Syntax: (sentence)* ; expression
sentence can be:
-
let pattern <- expression;
: bind expression to pattern. -
if filter_expression;
: filter by condition, and jump over when not satisfied. -
statement;
: let assignment, value assignment, etc. -
{...}
: block and unsafe block.
§Syntax Detail
§1. Basic arrow(<-) syntax
§Rules
Macro Expand
|
option! {} | Some(())
|
option! { x; } | { x; Some(()) }
|
option! { x } | Some(x)
|
Macro
------------------------------------
Expand
option! { let x <- Some(1); }
------------------------------------
Some(1).and_then(move |x| option!{})
option! { let x <- Some(1); x }
------------------------------------
Some(1).and_then(move |x| option!{ x })
option! { let mut x <- Some(1); x }
------------------------------------
Some(1).and_then(move |mut x| option!{ x })
§Example
let option = option! {
let a <- Some(1);
let b <- Some(2);
a + b
};
// code above is expanded roughly into this
let option = {
Some(1).and_then(move |a| {
Some(2).and_then(move |b| {
Some(a + b)
})
})
};
let iter = iter! {
let x <- 0..2;
let y <- vec!['a', 'b'];
(x, y)
};
// code above is expanded roughly into this
let iter = {
(0..2).into_iter().flat_map(move |x| {
(vec!['a', 'b']).into_iter().flat_map(move |y| {
::std::iter::once((x, y))
})
})
};
§2. Yield
The last expression of the block will be yielded, similar to functions in rust.
let iter = iter! {
let x <- 0..2;
let y <- vec!['a', 'b'];
(x, y) // <------- Yield
};
The block yields ()
while the last line is arrow statement or statement
with semicolon.
let option: Option<()> = option! {
let a <- Some(1);
let b <- Some(2);
};
let option: Option<()> = option! {
let a <- Some(1);
let b <- Some(2);
a + b;
};
§3. Pattern
In comp-rs
, pattern is supported as it should be.
§Tuple
let option = option! {
let (x, y) <- Some((1, 2));
(y, x)
};
assert_eq!(option, Some((2, 1)));
§Struct
struct Struct { x: usize };
let option = option! {
let Struct { x } <- Some(Struct { x: 1 });
x
};
assert_eq!(option, Some(1));
§Ignore
let option = option! {
let _ <- Some(1);
};
§4. If-Guard
If-Guard is specific for iter!
which translates condition into filter()
.
It wraps the following code into a block and call filter()
on it.
let iter = iter! {
let x <- 0..4;
let y <- 2..6;
if x == y;
// won't reach here if condition isn't satisfied
(x, y)
};
let expected = vec![(2, 2), (3, 3)];
assert_eq!(expected, iter.collect::<Vec<_>>());
§5. Statement & Block
Statements and blocks are also supported.
// statement
let iter = iter! {
let start = 5;
let end;
end = start * 3;
// 5, 6, ..., 13, 14
let x <- start..end;
x
};
let expected = 5..15;
assert!(iter.eq(expected.into_iter()));
let iter = iter! {
let mut a <- 0..5;
// block
{
fn double(x: u8) -> u8 { x * 2}
let tmp = double(a);
a = tmp;
};
// unsafe block
let count = unsafe {
static mut CALL_COUNT: u8 = 0;
CALL_COUNT += 1;
CALL_COUNT
};
(a, count)
};
let expected = vec![(0, 1), (2, 2), (4, 3), (6, 4), (8, 5)];
assert!(iter.eq(expected.into_iter()));
§Array
Array
in rust behaves differently from other collections.
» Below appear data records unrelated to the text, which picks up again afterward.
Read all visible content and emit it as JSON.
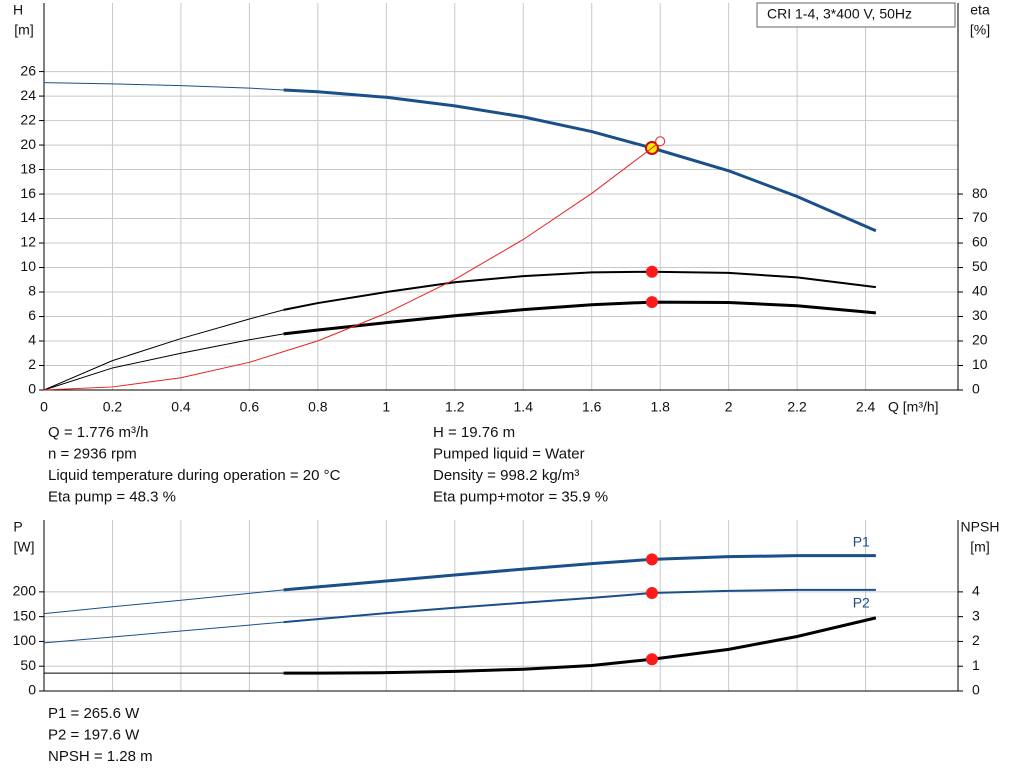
{
  "chart_data": [
    {
      "type": "line",
      "title": "CRI 1-4, 3*400 V, 50Hz",
      "ylabel": "H",
      "yunit": "[m]",
      "y2label": "eta",
      "y2unit": "[%]",
      "xlabel": "Q [m³/h]",
      "x": [
        0,
        0.2,
        0.4,
        0.6,
        0.7,
        0.8,
        1.0,
        1.2,
        1.4,
        1.6,
        1.776,
        2.0,
        2.2,
        2.43
      ],
      "xlim": [
        0,
        2.67
      ],
      "xticks": [
        0,
        0.2,
        0.4,
        0.6,
        0.8,
        1.0,
        1.2,
        1.4,
        1.6,
        1.8,
        2.0,
        2.2,
        2.4
      ],
      "xtick_labels": true,
      "ylim": [
        0,
        31.6
      ],
      "yticks": [
        0,
        2,
        4,
        6,
        8,
        10,
        12,
        14,
        16,
        18,
        20,
        22,
        24,
        26
      ],
      "y2lim": [
        0,
        158
      ],
      "y2ticks": [
        0,
        10,
        20,
        30,
        40,
        50,
        60,
        70,
        80
      ],
      "grid": true,
      "thick_range": [
        0.7,
        2.43
      ],
      "marker_x": 1.776,
      "series": [
        {
          "color": "#1a4f8a",
          "width": 3,
          "values": [
            25.1,
            25.0,
            24.85,
            24.65,
            24.5,
            24.35,
            23.9,
            23.2,
            22.3,
            21.1,
            19.76,
            17.9,
            15.8,
            13.0
          ],
          "marker": "duty-yellow"
        },
        {
          "color": "#000000",
          "width": 2,
          "axis": "y2",
          "values": [
            0,
            12,
            21,
            29,
            32.7,
            35.5,
            40,
            44,
            46.5,
            48,
            48.3,
            47.8,
            46,
            42
          ],
          "marker": "duty"
        },
        {
          "color": "#000000",
          "width": 3,
          "axis": "y2",
          "values": [
            0,
            9,
            15,
            20.5,
            22.9,
            24.5,
            27.5,
            30.3,
            32.8,
            34.8,
            35.9,
            35.7,
            34.4,
            31.5
          ],
          "marker": "duty"
        },
        {
          "color": "#e82020",
          "width": 1,
          "x": [
            0,
            0.2,
            0.4,
            0.6,
            0.8,
            1.0,
            1.2,
            1.4,
            1.6,
            1.776,
            1.8
          ],
          "values": [
            0,
            0.25,
            1.0,
            2.26,
            4.01,
            6.27,
            9.03,
            12.29,
            16.05,
            19.76,
            20.31
          ],
          "marker": "end-open"
        }
      ]
    },
    {
      "type": "line",
      "ylabel": "P",
      "yunit": "[W]",
      "y2label": "NPSH",
      "y2unit": "[m]",
      "x": [
        0,
        0.2,
        0.4,
        0.6,
        0.7,
        0.8,
        1.0,
        1.2,
        1.4,
        1.6,
        1.776,
        2.0,
        2.2,
        2.43
      ],
      "xlim": [
        0,
        2.67
      ],
      "xticks": [
        0,
        0.2,
        0.4,
        0.6,
        0.8,
        1.0,
        1.2,
        1.4,
        1.6,
        1.8,
        2.0,
        2.2,
        2.4
      ],
      "xtick_labels": false,
      "ylim": [
        0,
        345
      ],
      "yticks": [
        0,
        50,
        100,
        150,
        200
      ],
      "y2lim": [
        0,
        6.9
      ],
      "y2ticks": [
        0,
        1,
        2,
        3,
        4
      ],
      "grid": true,
      "thick_range": [
        0.7,
        2.43
      ],
      "marker_x": 1.776,
      "series": [
        {
          "name": "P1",
          "label_side": "above",
          "color": "#1a4f8a",
          "width": 3,
          "values": [
            156,
            170,
            183,
            197,
            204,
            210,
            222,
            234,
            246,
            257,
            265.6,
            271,
            273,
            273
          ],
          "marker": "duty"
        },
        {
          "name": "P2",
          "label_side": "below",
          "color": "#1a4f8a",
          "width": 2,
          "values": [
            97,
            109,
            121,
            133,
            139,
            145,
            157,
            168,
            178,
            188,
            197.6,
            202,
            204,
            204
          ],
          "marker": "duty"
        },
        {
          "color": "#000000",
          "width": 3,
          "axis": "y2",
          "values": [
            0.72,
            0.72,
            0.72,
            0.72,
            0.72,
            0.72,
            0.74,
            0.79,
            0.88,
            1.03,
            1.28,
            1.68,
            2.2,
            2.95
          ],
          "marker": "duty"
        }
      ]
    }
  ],
  "readout_top": {
    "left": [
      "Q = 1.776 m³/h",
      "n = 2936 rpm",
      "Liquid temperature during operation = 20 °C",
      "Eta pump = 48.3 %"
    ],
    "right": [
      "H = 19.76 m",
      "Pumped liquid = Water",
      "Density = 998.2 kg/m³",
      "Eta pump+motor = 35.9 %"
    ]
  },
  "readout_bottom": [
    "P1 = 265.6 W",
    "P2 = 197.6 W",
    "NPSH = 1.28 m"
  ]
}
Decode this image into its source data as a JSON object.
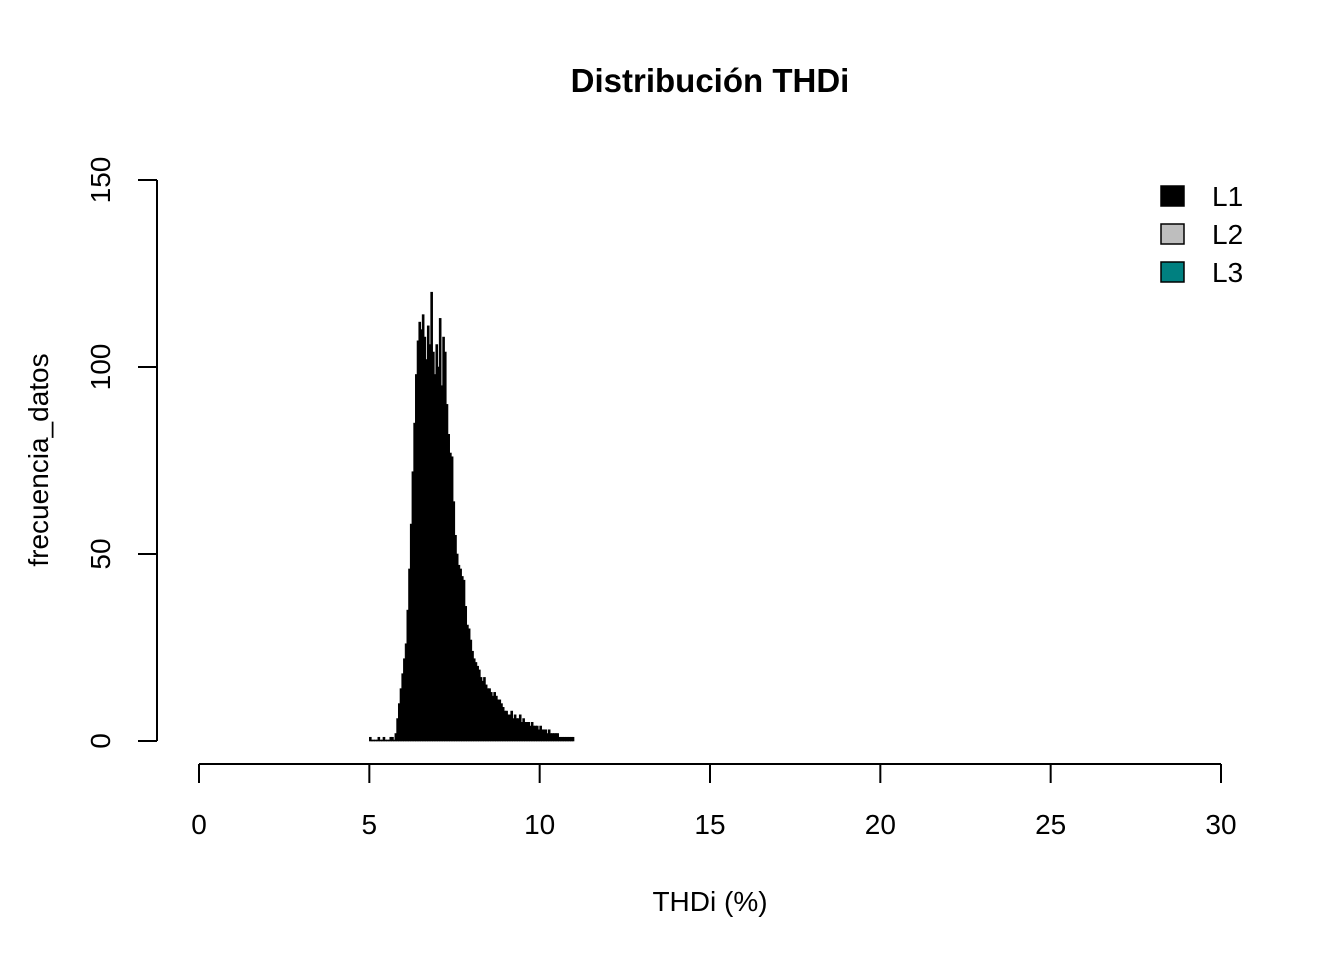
{
  "chart_data": {
    "type": "bar",
    "title": "Distribución THDi",
    "xlabel": "THDi (%)",
    "ylabel": "frecuencia_datos",
    "xlim": [
      0,
      30
    ],
    "ylim": [
      0,
      150
    ],
    "x_ticks": [
      "0",
      "5",
      "10",
      "15",
      "20",
      "25",
      "30"
    ],
    "y_ticks": [
      "0",
      "50",
      "100",
      "150"
    ],
    "grid": false,
    "legend_position": "top-right",
    "bin_width": 0.05,
    "bin_start": 5.0,
    "series": [
      {
        "name": "L1",
        "color": "#000000",
        "values": [
          1,
          0,
          0,
          0,
          0,
          1,
          0,
          0,
          1,
          0,
          0,
          0,
          1,
          1,
          0,
          2,
          6,
          10,
          14,
          18,
          22,
          26,
          35,
          46,
          58,
          72,
          85,
          98,
          107,
          112,
          110,
          114,
          108,
          102,
          111,
          106,
          120,
          104,
          98,
          106,
          100,
          113,
          95,
          108,
          104,
          90,
          82,
          77,
          76,
          64,
          55,
          50,
          47,
          46,
          44,
          43,
          36,
          31,
          30,
          27,
          24,
          22,
          21,
          20,
          19,
          17,
          16,
          17,
          15,
          14,
          14,
          13,
          12,
          13,
          12,
          11,
          11,
          10,
          9,
          8,
          8,
          7,
          7,
          8,
          6,
          7,
          6,
          6,
          7,
          5,
          6,
          5,
          5,
          5,
          4,
          5,
          4,
          4,
          4,
          3,
          4,
          3,
          3,
          3,
          2,
          3,
          2,
          2,
          2,
          2,
          2,
          1,
          1,
          1,
          1,
          1,
          1,
          1,
          1,
          1
        ]
      },
      {
        "name": "L2",
        "color": "#bebebe",
        "values": []
      },
      {
        "name": "L3",
        "color": "#008080",
        "values": []
      }
    ]
  }
}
It only iterates its
content by reference.
So iter!
always binds references in arrow(<-)
syntax, then you need to
deref the bound value.
And since one can’t move any value out of an array
, array should be placed
outside the macro to satisfy lifetime.
let array = [0, 1, 2, 3];
let iter = iter! {
let x <- array;
let y <- *x..4;
(*x, y)
};
let expected = vec![(0, 0), (0, 1), (0, 2), (0, 3), (1, 1), (1, 2), (1, 3), (2, 2),
(2, 3), (3, 3)];
assert_eq!(expected, iter.collect::<Vec<_>>());
§Contribution
All kinds of contribution are welcome.
- Issue. Feel free to open an issue when you find typos, bugs, or have any question.
- Pull requests. Better implementation, more tests, more documents and typo fixes are all welcome.